In November-December 2021, Al-Haq sent two urgent appeals to the United Nations Special Procedures calling on the UN Special Rapporteurs to protect Palestinian human rights organizations and individuals confronted with Israel’s illegal laws, policies and practices aimed at cultivating a coercive environment for Palestinian human rights defenders that oppose its regime of apartheid.
The first urgent appeal submitted on 16 November 2021 followed up on Israel-Orchestrated Mass Surveillance Campaign Against Palestinian Human Rights Defenders. On 8 November 2021, Front Line Defenders reported that the iPhones of at least six Palestinian human rights defenders working for the six designated organizations had been subjected to mass surveillance by Pegasus spyware, manufactured by the Israeli NGO Group. Israeli surveillance of Palestinian human rights defenders that confront its discriminatory policies and practices is a mainstay of its strategy aimed at facilitating a coercive environment to thwart Palestinian resistance to its prolonged military occupation, colonization and apartheid. Over the past decades, other acts repressive acts have included promoting racial hatred and violence, hate speech, arbitrary arrests, torture and ill-treatment, death threats, travel bans, residency revocations, deportations, and the labelling of Palestinian human rights defenders as ‘terrorists.’

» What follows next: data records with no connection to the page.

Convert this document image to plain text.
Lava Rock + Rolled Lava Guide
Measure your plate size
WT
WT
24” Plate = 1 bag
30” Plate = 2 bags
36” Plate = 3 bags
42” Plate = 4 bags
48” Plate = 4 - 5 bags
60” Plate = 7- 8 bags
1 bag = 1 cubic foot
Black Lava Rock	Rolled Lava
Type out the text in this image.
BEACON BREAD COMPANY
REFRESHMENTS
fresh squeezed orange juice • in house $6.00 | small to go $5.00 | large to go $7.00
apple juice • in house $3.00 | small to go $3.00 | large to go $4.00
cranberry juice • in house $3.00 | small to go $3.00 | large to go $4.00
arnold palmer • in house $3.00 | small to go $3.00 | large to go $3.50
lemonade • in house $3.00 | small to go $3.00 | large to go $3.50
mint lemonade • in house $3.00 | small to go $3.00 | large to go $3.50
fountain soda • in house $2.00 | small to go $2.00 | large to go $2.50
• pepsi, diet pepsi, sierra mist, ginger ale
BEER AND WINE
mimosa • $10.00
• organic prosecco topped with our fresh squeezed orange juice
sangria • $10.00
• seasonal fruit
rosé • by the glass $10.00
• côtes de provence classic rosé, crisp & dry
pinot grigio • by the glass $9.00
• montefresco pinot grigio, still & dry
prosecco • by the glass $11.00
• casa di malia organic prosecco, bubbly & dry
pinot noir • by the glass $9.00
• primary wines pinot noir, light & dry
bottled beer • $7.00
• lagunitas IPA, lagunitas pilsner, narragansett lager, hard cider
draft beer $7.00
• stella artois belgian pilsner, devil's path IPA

The second urgent appeal submitted on 21 November 2021, brought by the SOAS Centre for Human Rights Law on behalf of the six designated organizations, provides a legal analysis of Israeli’s Counter-Terrorism Law of 2016 and concludes on its blatant illegality with regard to international human rights and humanitarian law. On 19 October 2021, the Israeli Minister of Defense designated Al-Haq, Defense of Children-Palestine, Bisan Center for Research and Development, Addameer, the Union of Agricultural Work Committees and the Union of Palestinian Women Committees as “terrorist organisations” under Israel’s Counter-Terrorism Law, with grave consequences attached herewith, including: the closure of the organizations’ offices, the seizure of their assets and the blockade of their funding, the arbitrary arrest and detention of their staff members.
Both spyware surveillance of human rights defenders and Israel’s designations form part of an interconnected network of inhuman and repressive acts against those who oppose its apartheid regime. This is evidenced by the timing of the successive actions: Israel’s designations were issued just days before the official release of Front Line Defenders’ report on spyware surveillance. It doubtlessly suggests an attempt to preemptively discredit Front Line Defenders’ revelation. On 8 November 2021, the Israeli National Security Correspondent Ronen Bergman recognized that the Israeli Ministry of Defense had indeed accelerated the outlawing of the organizations to justify the hacking of their staff phones.
Finally, the urgent appeals recall that such repression constitutes unlawful acts aimed at labelling Palestinian human rights organizations and individuals as “terrorists” to gradually isolate them from their allies, donors and the international community as a whole. They result in gross violations of international law, in particular the right to freedom of expression, opinion and peaceful assembly. All in all, they are part and parcel of Israel’s broader strategy of racial domination, appropriation over their lands, their natural resources, dispossession and erasure of the Palestinians as a people. They gravely infringe on Article II(f) of the Apartheid Convention, as the “persecution of organizations and persons by depriving them of fundamental rights and freedoms, because they oppose apartheid,” and as such constitute a crime against humanity under Article 7(1)(j) of the Rome Statute of the International Criminal Court.